Patent number: 5924065
Type: Grant
Filed: Jun 16, 1997
Date of Patent: Jul 13, 1999
Assignee: Digital Equipment Corporation (Maynard, MA)
Inventors: Brian S. Eberman (Somerville, MA), Pedro J. Moreno (Cambridge, MA)
Primary Examiner: David R. Hudspeth
Assistant Examiner: Daniel Abebe
Application Number: 8/876,601

Abstract

In a computerized method for processing speech signals, first vectors representing clean speech signals are stored in a vector codebook. Second vectors are determined from dirty speech signals. Noise and distortion parameters are estimated from the second vectors. Third vectors are predicated, based on estimated noise and distortion parameters. The third vectors are used to correct the first vectors. The third vectors can then be applied to the second vectors to produce corrected vectors.

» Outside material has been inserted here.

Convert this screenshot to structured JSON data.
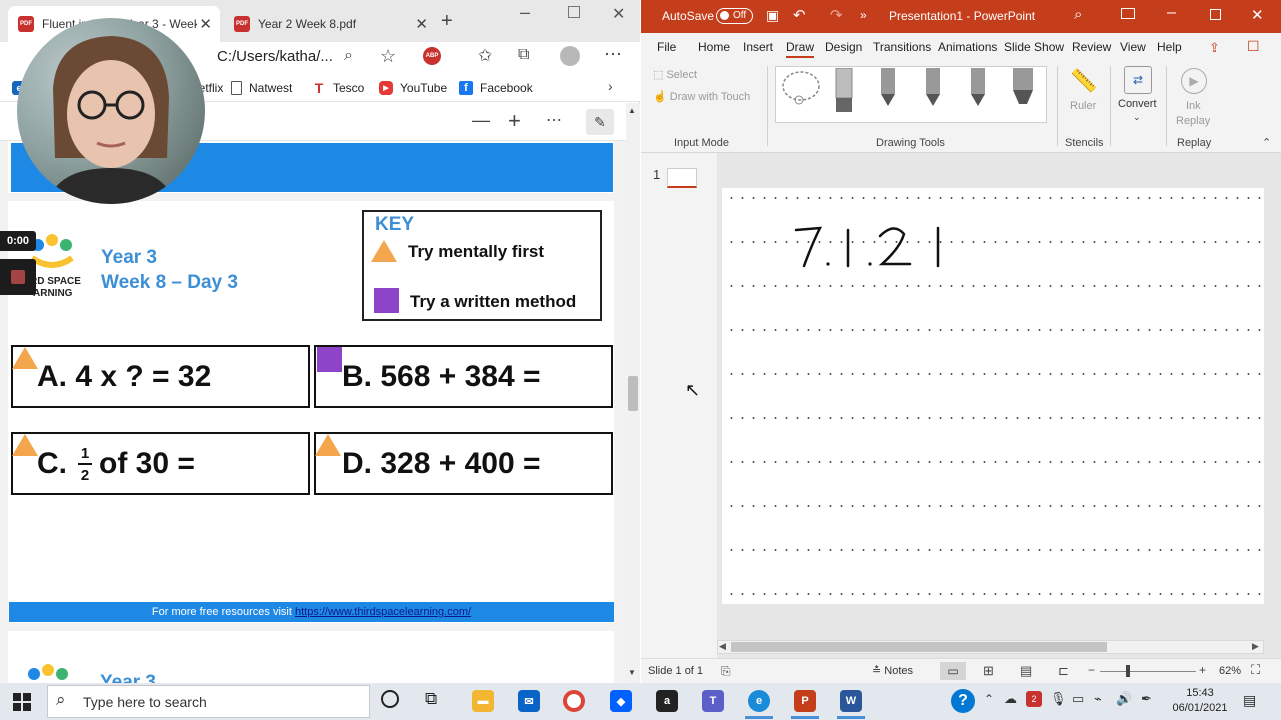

The corrected vectors and the first vectors can be compared to identify first vectors which resemble the corrected vectors.

Claims

1. A computerized method for processing speech signals, comprising:

storing first vectors representing clean speech signals in a vector codebook;

determining second vectors from dirty speech signals;

estimating environmental parameters from the second vectors;

predicting third vectors based on the estimated environmental parameters to correct the first vectors;

applying the third vectors to the second vectors to produce corrected vectors; and

comparing the corrected vectors and the first vectors to identify first vectors which resemble the corrected vectors;

wherein said method further comprises one of the following two steps: (1) using a search algorithm to determine a hypothesis sequence of phonemes of said first vectors that is statistically closest to a sequence of said corrected vectors, and (2) determining mean and covariance for predicted statistics of said dirty speech signals and measuring likelihood that an utterance was generated by a particular speaker based upon an expectation maximization process.

2. The method of claim 1 wherein the third vectors are stored in the vector codebook.

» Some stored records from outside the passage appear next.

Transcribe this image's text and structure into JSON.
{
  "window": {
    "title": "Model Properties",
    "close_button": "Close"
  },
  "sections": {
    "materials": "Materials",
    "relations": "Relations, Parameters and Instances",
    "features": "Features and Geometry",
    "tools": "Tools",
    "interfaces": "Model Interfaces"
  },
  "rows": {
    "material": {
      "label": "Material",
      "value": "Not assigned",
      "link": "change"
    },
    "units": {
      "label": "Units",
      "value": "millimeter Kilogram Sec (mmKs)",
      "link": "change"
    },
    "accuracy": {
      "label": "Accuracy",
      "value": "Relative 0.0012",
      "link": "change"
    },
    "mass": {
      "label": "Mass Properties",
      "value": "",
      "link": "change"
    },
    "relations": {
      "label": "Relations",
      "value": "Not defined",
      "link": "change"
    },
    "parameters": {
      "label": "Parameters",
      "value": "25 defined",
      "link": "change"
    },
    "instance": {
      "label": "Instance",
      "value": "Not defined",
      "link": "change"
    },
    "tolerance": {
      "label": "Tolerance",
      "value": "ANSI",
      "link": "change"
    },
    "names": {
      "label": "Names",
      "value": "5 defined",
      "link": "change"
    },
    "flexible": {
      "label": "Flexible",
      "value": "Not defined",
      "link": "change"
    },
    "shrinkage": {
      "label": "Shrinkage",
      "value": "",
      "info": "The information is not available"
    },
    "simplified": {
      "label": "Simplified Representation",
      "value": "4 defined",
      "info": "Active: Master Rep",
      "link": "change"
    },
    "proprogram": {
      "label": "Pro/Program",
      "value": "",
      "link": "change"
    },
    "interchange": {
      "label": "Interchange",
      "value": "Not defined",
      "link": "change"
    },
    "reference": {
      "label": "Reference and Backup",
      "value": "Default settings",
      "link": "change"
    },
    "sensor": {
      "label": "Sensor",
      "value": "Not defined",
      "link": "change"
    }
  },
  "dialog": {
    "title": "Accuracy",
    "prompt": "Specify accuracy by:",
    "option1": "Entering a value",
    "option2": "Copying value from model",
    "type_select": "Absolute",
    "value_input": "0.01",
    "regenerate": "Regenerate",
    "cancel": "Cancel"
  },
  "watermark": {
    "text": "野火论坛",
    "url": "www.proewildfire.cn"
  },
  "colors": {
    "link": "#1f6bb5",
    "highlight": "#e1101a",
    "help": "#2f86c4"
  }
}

3. The method of claim 1 further comprising:

determining a distance between a particular corrected vector and a corresponding first vector, the distance representing a likelihood that the corresponding first vector resembles the particular corrected vector.

4. The method of claim 3 further comprising:

maximizing the likelihood that the particular corrected vector resembles the coresponding first vector.

5. The method of claim 3 wherein the likelihood that the corresponding first vector resembles the particular corrected vector is a posterior probability that a particular third vector is represented by the corresponding first vector.

6. The method of claim 1 wherein the comparing step uses a statistical comparison.

7. The method of claim 6 wherein the statistical comparison is based on a minimum mean square error.

8. The method of claim 1 wherein the first vectors represent phonemes of the clean speech, and the comparison step determines the content of the dirty speech to perform speech recognition.

9. The method of claim 1 wherein the first vectors represent models of clean speech of known speakers, and the comparison step determines the identity of an unknown speaker producing the dirty speech signals.

10. The method of claim 1 wherein the dirty speech signals are produced continuously.

11. The method of claim 1 wherein the third vectors are dynamically adapted as the environmental parameters alter the dirty speech signals over time.

12. The method of claim 1 wherein the environmental parameters characterize noise and distortion by the variables Q, H, and.SIGMA..sub.n.